NOTE D’INTENTION
Moi, le Ferré que j’aime le plus, il est là tout entier, dans ce récital incroyable de début 69 à BOBINO. Imagine : l’après mai 68, ce rêve d’une révolution morte de mort pas très naturelle ; maussades la rentrée des classes et le retour du général Frappart ; et puis sa tragédie à lui, Ferré, tragédie intime mais connue de tous, la mort sanglante des animaux, la mort de l’amour, sa libération aussi, sa révolution à lui…
Bon, c’est mon Léo Ferré à moi, celui que j’ai découvert sur scène à ce moment-là, j’avais vingt ans, j’aimais ses chansons depuis toujours et j’ai eu ce soir-là un des chocs artistiques et émotionnels de ma vie. Simplicité absolue, dépouillement, voix et présence irradiantes, toute sa performance avait la force d’un aveu. S’ajoutait à la magie du spectacle le sentiment, sûrement ressenti par chaque spectateur, qu’il ne chantait QUE POUR MOI !
Seul en scène avec Paul Castanier, son pianiste, l’aveugle à qui est dédié La Nuit, Ferré débarquait à Bobino avec une formidable brassée de fleurs nouvelles : poèmes fraichement mis en musique Madame la misère, A toi, Le testament, publiés dans le recueil POETE… VOS PAPIERS ! plus de dix ans avant, mais qui semblaient autant écrits à chaud que L’été 68, La Révolution, Comme une fille, Ils ont voté, Pépée… Tout sonnait neuf, d’une actualité bouleversante, un Léo Ferré nouveau, phénix surgi des flammes. D’ailleurs son public a radicalement changé à partir de là : il a rajeuni d’une génération. Imagine 69, l’année érotique selon Gainsbourg, et les fleurs lubriques et somptueuses de C’est extra, ou de Petite… Seize chansons sur les 26 du récital sont crées à Bobino cet hiver-là.
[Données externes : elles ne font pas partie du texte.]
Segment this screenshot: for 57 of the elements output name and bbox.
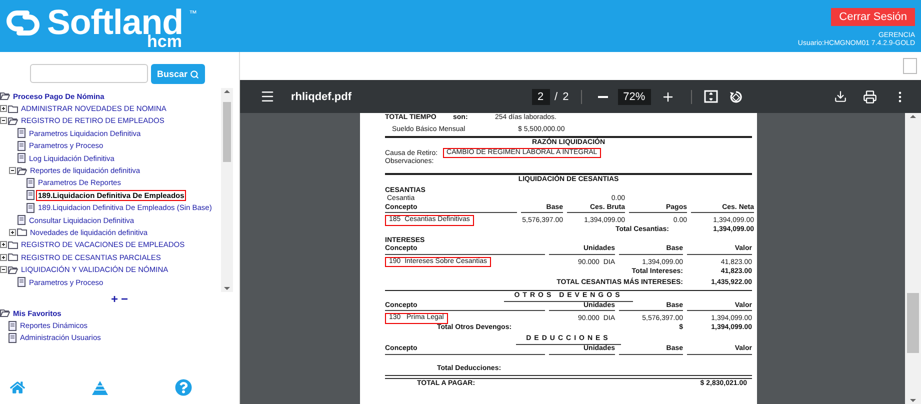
document-icon	[26, 202, 35, 213]
document-icon	[8, 320, 17, 331]
page-separator: /	[554, 90, 558, 102]
menu-button[interactable]	[260, 89, 275, 104]
collapse-icon[interactable]	[0, 266, 7, 274]
scroll-up-icon[interactable]	[910, 113, 916, 121]
home-icon[interactable]	[10, 380, 25, 395]
plus-icon	[660, 90, 675, 104]
page-count: 2	[562, 90, 569, 102]
page-field[interactable]: 2	[532, 88, 550, 104]
expand-icon[interactable]	[9, 228, 16, 236]
printer-icon	[863, 90, 877, 104]
logout-button[interactable]: Cerrar Sesión	[831, 8, 915, 26]
expand-icon[interactable]	[0, 241, 7, 248]
scrollbar[interactable]	[905, 113, 921, 404]
pyramid-icon[interactable]	[91, 380, 109, 396]
document-icon	[17, 128, 26, 138]
zoom-in-button[interactable]	[660, 90, 675, 104]
download-button[interactable]	[834, 90, 847, 103]
expand-all-button[interactable]: +	[110, 293, 118, 305]
collapse-icon[interactable]	[9, 167, 16, 174]
folder-icon	[8, 104, 18, 113]
document-icon	[17, 215, 26, 226]
folder-icon	[0, 309, 10, 318]
fit-page-icon[interactable]	[704, 90, 718, 103]
search-field[interactable]	[30, 64, 148, 83]
menu-icon	[260, 89, 275, 104]
expand-icon[interactable]	[0, 105, 7, 112]
document-icon	[17, 153, 26, 164]
help-icon[interactable]	[175, 379, 192, 396]
search-icon	[190, 70, 199, 78]
print-button[interactable]	[863, 90, 877, 104]
scroll-down-icon[interactable]	[224, 284, 230, 292]
collapse-icon[interactable]	[0, 117, 7, 124]
expand-icon[interactable]	[0, 254, 7, 261]
folder-icon	[8, 266, 18, 274]
scrollbar[interactable]	[221, 88, 233, 292]
folder-icon	[8, 116, 18, 125]
scroll-up-icon[interactable]	[224, 88, 230, 96]
folder-icon	[17, 166, 27, 175]
zoom-field[interactable]: 72%	[618, 88, 651, 104]
trademark: ™	[188, 9, 197, 18]
document-icon	[26, 178, 35, 188]
document-icon	[17, 140, 26, 151]
rotate-icon[interactable]	[728, 90, 743, 104]
scrollbar-thumb[interactable]	[907, 293, 919, 353]
folder-icon	[0, 92, 10, 100]
download-icon	[834, 90, 847, 103]
document-icon	[8, 332, 17, 343]
file-name: rhliqdef.pdf	[291, 90, 352, 102]
minus-icon	[598, 96, 608, 98]
scrollbar-thumb[interactable]	[223, 102, 231, 162]
product-name: hcm	[147, 33, 182, 51]
scroll-down-icon[interactable]	[910, 396, 916, 404]
document-icon	[17, 277, 26, 288]
document-icon	[26, 190, 35, 200]
collapse-all-button[interactable]: −	[121, 293, 128, 305]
Après pas mal d’années à le chanter passionnément (dans mes deux spectacles THANK YOU SATAN et COMPAGNON D’ENFER, sans parler de ma participation l’an dernier à la création de son OPERA DU PAUVRE) l’idée m’est venue de poursuivre cette histoire sans fin avec Léo Ferré en « recréant » tel quel cet extraordinaire récital, BOBINO 69, en mettant mes pas dans les siens, ma voix dans la sienne, sans rien changer à l’ordre des chansons qui contient toute la « dramaturgie » secrète du spectacle, et en me laissant hanter par mes souvenirs de lui et de moi à vingt ans, en ce temps où « la révolution venait d’être mise, pour longtemps, à glander ». Christophe Brillaud, depuis sept ans déjà « mon » magique pianiste et frère musical et qui connaît son Léo Ferré comme personne, m’accompagnera une fois encore dans cette aventure.